Copa do Mundo 2026 amplia uso de produção remota e novos formatos digitais

Com operação distribuída entre Américas e Europa, HBS implementa serviços como Datatainment e Match Buddy, integra influenciadores ao ecossistema de mídia e expande o uso de smartphones e workflows baseados em dados e nuvem.

A Copa do Mundo FIFA 2026 introduz mudanças estruturais na produção e distribuição de conteúdo, com destaque para a ampliação do modelo de produção remota e para a incorporação de novos formatos digitais, afirma matéria do SportVideo. No texto,  Ken Kerschbaumer, afirma que a Host Broadcast Services (HBS), responsável pela produção oficial, opera com uma arquitetura distribuída que conecta os países-sede — Estados Unidos, Canadá e México — a um hub central em Londres, onde se concentram atividades de pós-produção e gerenciamento de mídia.

De acordo com Johannes Franken, diretor digital da HBS, a escala do torneio e sua distribuição geográfica são fatores determinantes para a adoção desse modelo. “Temos parte da operação fora do país, com uma estrutura em Londres, o que representa um grande passo para nós. Isso permite operar de forma mais eficiente com um hub central de operações”, afirma.

No campo dos serviços digitais, a HBS introduz novas ofertas de conteúdo ao vivo. Entre elas, o Datatainment, que apresenta dados tridimensionais imersivos — como velocidade, número de toques e distância percorrida — em formato 16:9, como complemento ou alternativa ao sinal principal. “O Datatainment é uma forma de aproximar a partida do público mais casual, explicando o que está acontecendo em campo e destacando habilidades dos jogadores”, explica Franken.

Outro serviço é o Match Buddy, um fluxo alternativo que combina múltiplas fontes de vídeo em formato mosaico com dados adicionais. Segundo Franken, “é um stream alternativo que utiliza várias feeds de vídeo com informações extras, criando uma experiência mais dinâmica do conteúdo ao vivo”. Ambos os serviços são disponibilizados às emissoras, que podem integrá-los às suas ofertas.

A operação também incorpora um aplicativo complementar baseado em SDK, projetado para integração nas plataformas das emissoras, permitindo visualização de movimentações dos jogadores em dispositivos móveis. Esse modelo reflete a evolução da estratégia da HBS ao longo da última década, com maior integração entre produção e distribuição digital.

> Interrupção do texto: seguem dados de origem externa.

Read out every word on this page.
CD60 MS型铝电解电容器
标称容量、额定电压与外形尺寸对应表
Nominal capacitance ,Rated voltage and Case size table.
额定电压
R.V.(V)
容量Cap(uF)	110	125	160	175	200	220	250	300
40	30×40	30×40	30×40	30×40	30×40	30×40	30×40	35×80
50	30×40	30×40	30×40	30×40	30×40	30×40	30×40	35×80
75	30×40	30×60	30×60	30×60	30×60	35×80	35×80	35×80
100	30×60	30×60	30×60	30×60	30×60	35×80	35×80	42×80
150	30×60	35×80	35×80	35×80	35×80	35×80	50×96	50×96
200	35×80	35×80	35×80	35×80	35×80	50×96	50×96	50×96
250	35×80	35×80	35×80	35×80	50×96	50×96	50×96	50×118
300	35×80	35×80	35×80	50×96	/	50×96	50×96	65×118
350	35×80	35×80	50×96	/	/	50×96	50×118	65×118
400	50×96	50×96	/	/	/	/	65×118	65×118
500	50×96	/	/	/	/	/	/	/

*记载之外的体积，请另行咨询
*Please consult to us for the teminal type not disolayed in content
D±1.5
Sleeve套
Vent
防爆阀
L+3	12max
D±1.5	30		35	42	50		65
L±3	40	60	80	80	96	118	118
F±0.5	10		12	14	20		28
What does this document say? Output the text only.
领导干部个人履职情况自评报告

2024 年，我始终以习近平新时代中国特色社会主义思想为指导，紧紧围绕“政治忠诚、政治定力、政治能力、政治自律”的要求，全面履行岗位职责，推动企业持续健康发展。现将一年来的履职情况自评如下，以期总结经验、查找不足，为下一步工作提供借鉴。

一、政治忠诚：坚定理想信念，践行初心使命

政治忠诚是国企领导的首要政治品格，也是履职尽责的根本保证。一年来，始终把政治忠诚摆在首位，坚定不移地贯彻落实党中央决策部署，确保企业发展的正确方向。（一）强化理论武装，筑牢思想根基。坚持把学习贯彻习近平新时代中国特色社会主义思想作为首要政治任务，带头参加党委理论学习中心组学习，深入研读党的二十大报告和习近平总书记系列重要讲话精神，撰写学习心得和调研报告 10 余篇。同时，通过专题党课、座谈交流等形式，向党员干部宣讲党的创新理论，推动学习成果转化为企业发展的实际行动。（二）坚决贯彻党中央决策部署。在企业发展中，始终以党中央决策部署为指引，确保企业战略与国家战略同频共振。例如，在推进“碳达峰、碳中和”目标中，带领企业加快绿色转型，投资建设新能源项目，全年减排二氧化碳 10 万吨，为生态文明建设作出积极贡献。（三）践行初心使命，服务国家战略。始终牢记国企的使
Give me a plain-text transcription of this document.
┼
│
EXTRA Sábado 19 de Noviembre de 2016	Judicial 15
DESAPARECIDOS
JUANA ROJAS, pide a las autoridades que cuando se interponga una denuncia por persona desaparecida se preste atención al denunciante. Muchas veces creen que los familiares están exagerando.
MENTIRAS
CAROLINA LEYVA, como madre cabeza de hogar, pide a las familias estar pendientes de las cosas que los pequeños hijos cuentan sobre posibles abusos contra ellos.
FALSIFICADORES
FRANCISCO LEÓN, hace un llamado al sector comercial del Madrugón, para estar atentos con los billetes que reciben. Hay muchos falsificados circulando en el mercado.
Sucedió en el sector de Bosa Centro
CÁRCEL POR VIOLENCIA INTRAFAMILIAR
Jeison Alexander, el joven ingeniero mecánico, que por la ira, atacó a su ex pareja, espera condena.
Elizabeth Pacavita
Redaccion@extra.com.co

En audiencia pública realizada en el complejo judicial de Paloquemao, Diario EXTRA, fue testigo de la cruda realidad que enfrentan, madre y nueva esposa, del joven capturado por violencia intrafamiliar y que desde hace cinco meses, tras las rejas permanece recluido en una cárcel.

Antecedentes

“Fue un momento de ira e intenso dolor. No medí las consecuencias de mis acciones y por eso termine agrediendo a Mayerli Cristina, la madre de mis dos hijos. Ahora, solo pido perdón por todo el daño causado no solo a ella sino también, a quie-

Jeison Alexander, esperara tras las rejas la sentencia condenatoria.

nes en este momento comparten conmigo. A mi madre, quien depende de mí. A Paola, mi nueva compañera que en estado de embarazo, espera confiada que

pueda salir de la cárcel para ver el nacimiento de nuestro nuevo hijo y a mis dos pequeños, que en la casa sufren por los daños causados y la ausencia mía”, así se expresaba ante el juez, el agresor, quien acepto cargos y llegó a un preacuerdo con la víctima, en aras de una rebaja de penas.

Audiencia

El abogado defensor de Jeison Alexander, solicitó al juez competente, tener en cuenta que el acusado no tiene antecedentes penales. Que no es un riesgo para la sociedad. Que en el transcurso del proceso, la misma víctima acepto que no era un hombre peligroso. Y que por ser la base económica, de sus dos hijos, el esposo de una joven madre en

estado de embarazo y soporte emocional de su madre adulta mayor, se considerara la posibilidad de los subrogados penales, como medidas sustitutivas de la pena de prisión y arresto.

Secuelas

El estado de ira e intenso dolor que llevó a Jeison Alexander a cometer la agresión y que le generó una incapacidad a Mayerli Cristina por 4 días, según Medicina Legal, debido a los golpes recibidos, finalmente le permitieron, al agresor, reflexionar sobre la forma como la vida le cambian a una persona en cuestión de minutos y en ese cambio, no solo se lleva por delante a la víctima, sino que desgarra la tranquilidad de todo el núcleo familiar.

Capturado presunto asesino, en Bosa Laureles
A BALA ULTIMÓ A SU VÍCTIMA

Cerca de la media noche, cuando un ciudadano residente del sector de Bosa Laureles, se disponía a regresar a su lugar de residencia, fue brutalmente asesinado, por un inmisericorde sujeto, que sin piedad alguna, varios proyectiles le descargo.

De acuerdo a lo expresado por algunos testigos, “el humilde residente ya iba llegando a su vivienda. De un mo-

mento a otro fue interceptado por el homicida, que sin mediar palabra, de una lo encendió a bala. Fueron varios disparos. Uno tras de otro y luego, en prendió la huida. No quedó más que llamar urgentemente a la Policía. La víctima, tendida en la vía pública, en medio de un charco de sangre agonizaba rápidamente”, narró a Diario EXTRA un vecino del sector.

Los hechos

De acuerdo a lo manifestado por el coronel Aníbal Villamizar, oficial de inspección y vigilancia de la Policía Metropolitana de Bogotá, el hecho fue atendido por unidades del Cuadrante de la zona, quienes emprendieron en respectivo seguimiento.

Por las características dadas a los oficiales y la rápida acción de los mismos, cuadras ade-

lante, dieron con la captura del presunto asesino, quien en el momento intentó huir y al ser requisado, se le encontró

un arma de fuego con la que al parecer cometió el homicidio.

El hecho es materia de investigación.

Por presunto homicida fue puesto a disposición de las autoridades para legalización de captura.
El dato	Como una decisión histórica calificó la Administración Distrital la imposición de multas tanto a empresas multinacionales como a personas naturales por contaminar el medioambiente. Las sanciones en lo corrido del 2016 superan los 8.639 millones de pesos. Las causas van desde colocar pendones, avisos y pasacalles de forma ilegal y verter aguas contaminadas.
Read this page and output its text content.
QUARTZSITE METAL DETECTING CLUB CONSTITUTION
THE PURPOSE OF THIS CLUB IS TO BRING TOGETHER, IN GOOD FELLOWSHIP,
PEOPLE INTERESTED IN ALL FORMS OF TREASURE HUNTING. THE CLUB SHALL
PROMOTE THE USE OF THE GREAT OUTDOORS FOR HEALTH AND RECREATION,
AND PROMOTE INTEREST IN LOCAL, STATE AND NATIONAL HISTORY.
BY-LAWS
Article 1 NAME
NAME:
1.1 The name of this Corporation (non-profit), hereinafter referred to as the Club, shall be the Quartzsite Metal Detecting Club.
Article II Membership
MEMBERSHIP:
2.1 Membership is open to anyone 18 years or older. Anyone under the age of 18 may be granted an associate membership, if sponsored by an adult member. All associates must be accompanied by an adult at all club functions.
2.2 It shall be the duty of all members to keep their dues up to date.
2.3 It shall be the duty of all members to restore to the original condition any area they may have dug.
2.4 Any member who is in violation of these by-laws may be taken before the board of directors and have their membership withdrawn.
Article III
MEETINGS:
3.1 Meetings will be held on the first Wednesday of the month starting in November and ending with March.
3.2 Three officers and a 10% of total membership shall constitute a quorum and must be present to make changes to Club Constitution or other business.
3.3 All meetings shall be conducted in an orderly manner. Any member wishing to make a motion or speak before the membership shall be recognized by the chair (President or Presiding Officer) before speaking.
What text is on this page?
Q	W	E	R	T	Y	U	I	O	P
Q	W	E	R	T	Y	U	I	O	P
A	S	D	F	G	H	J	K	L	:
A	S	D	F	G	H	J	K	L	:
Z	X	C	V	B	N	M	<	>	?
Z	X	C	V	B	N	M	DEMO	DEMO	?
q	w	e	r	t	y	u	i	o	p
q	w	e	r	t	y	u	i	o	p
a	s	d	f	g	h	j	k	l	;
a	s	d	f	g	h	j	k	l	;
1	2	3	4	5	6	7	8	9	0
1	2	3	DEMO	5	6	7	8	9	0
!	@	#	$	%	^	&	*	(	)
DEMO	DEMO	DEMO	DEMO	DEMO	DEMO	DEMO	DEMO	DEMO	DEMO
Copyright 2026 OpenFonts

No que se refere à infraestrutura, a conectividade entre os locais de produção na América do Norte e o hub europeu é garantida por uma arquitetura de data centers controlada pela própria HBS. Serviços específicos, como detecção de idioma, reenquadramento e análise de conteúdo, utilizam recursos de nuvem pública. A distribuição geográfica permite otimização operacional por meio de turnos em diferentes fusos horários. “Devido à diferença de fuso, conseguimos trabalhar por mais tempo ao longo do dia, com equipes em turnos distintos”, afirma Franken.

No ambiente de campo, a estratégia de produção digital prioriza captação com smartphones, com equipes dedicadas em cada estádio. O conteúdo é produzido majoritariamente em formato vertical e enviado diretamente para a nuvem, onde é revisado e editado pela equipe em Londres. “Grande parte desse conteúdo é capturada nativamente em formato vertical, predominantemente por celulares, para criar autenticidade”, destaca.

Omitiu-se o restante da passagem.